The P&O board is made to look a little foolish in recommending the lower bid from DP World, and agreeing a 1 per cent break fee, when there was plainly more to be had. But who's complaining? In the end it's going to come down to which bidder has the deeper pockets. For shareholders in the last remaining bit of Lord Sterling's legacy not yet to be taken over, it's a pretty good position to be in. What a ride they've had since the break-up of this once mighty corporate empire began.

BA cannot follow Rentokil on pensions

When Rentokil Initial closed its final-salary scheme to existing members, the assumption was that other FTSE 100 companies with unaffordable pension promises would quickly follow suit. That may not be the case, if only because for some the cost of closure would be greater than living with the deficit.

British Airways, which has the biggest deficit in the Footsie relative to market capitalisation, is a case in point.
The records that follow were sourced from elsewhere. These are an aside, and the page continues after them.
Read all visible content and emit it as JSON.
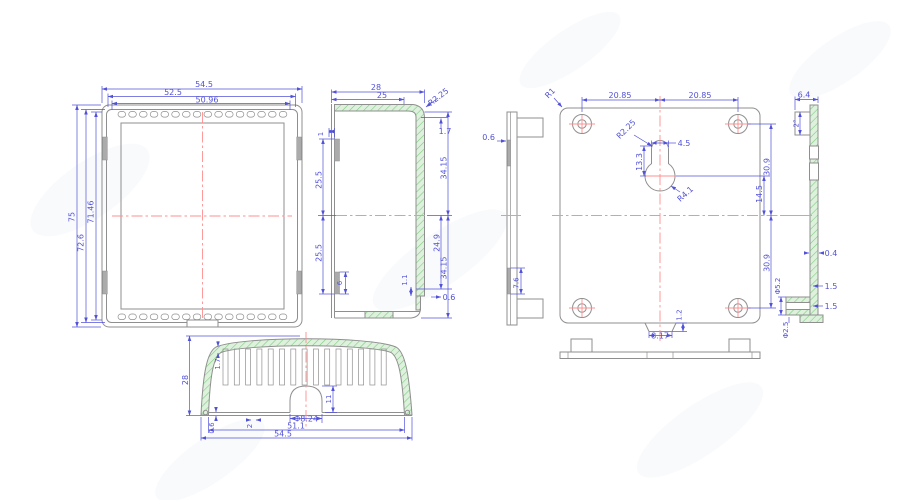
{
  "title": "enclosure-technical-drawing",
  "colors": {
    "dimension": "#5252d8",
    "outline": "#8f8f8f",
    "centerline": "#ff9090",
    "hatch_fill": "#ddf1dd",
    "hatch_stroke": "#7cc87c",
    "background": "#ffffff"
  },
  "front_view": {
    "width_outer": "54.5",
    "width_mid": "52.5",
    "width_inner": "50.96",
    "height_outer": "75",
    "height_mid": "72.6",
    "height_inner": "71.46"
  },
  "side_view": {
    "depth": "28",
    "depth_inner": "25",
    "corner_r": "R2.25",
    "wall_top": "1.7",
    "height_upper": "34.15",
    "height_inner": "24.9",
    "height_lower": "34.15",
    "clip_offset": "1",
    "half_upper": "25.5",
    "half_lower": "25.5",
    "clip_length": "6",
    "lip": "1.1",
    "gap": "0.6"
  },
  "back_view": {
    "hole_left": "20.85",
    "hole_right": "20.85",
    "corner_r": "R1",
    "key_r": "R2.25",
    "key_neck": "4.5",
    "key_len": "13.3",
    "key_big_r": "R4.1",
    "top_span": "30.9",
    "key_center": "14.5",
    "bottom_span": "30.9",
    "notch_w": "8.17",
    "notch_d": "1.2"
  },
  "back_edge_view": {
    "wall": "0.6",
    "clip": "7.6"
  },
  "section_view": {
    "tab_w": "6.4",
    "tab_h": "2°",
    "wall": "0.4",
    "step_a": "1.5",
    "step_b": "1.5",
    "boss_od": "Φ5.2",
    "boss_id": "Φ2.5"
  },
  "bottom_view": {
    "height": "28",
    "fin_wall": "1.7",
    "dome_h": "11",
    "dome_d": "Φ8.24",
    "rib": "2",
    "base": "0.6",
    "width_inner": "51.1",
    "width_outer": "54.5"
  }
}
On an FRS 17 basis, the deficit stands at £1.4bn. But if BA were to close the scheme entirely and crystallise the loss, it would cost about £3bn on a fully funded basis.

This would be a huge financial burden for a company like BA which already has a big investment programme and will in the next few years need to spend anything up to £10bn on new long-haul aircraft. Abandoning the final-salary scheme would also give BA's militant trades unions another reason for taking industrial action. Two-thirds of the company's 48,000 staff are in the final-salary scheme, whereas Rentokil's scheme only has 3,000 active members.

Wisely, BA's new chief executive has therefore rejected this route, though it may still be appropriate for others, Compass being a case in point. Yet he has to do something about the shortfall. Until he has plugged the gap, BA cannot return to the dividend list, nor make any corporate moves or investments of any size.

It also has to survive against competition from low-cost rivals which do not have the albatross of a pensions liability around their necks. Full-service US operators have, meanwhile, been able through Chapter 11 bankruptcy procedures to dump their pension liabilities on to the Government.

BA's pension deficit is shackling the rest of the business so it is easy to see why the chief executive Willie Walsh has made coming up with an answer his top priority. Which ever way he cuts it, the solution is bound to be painful.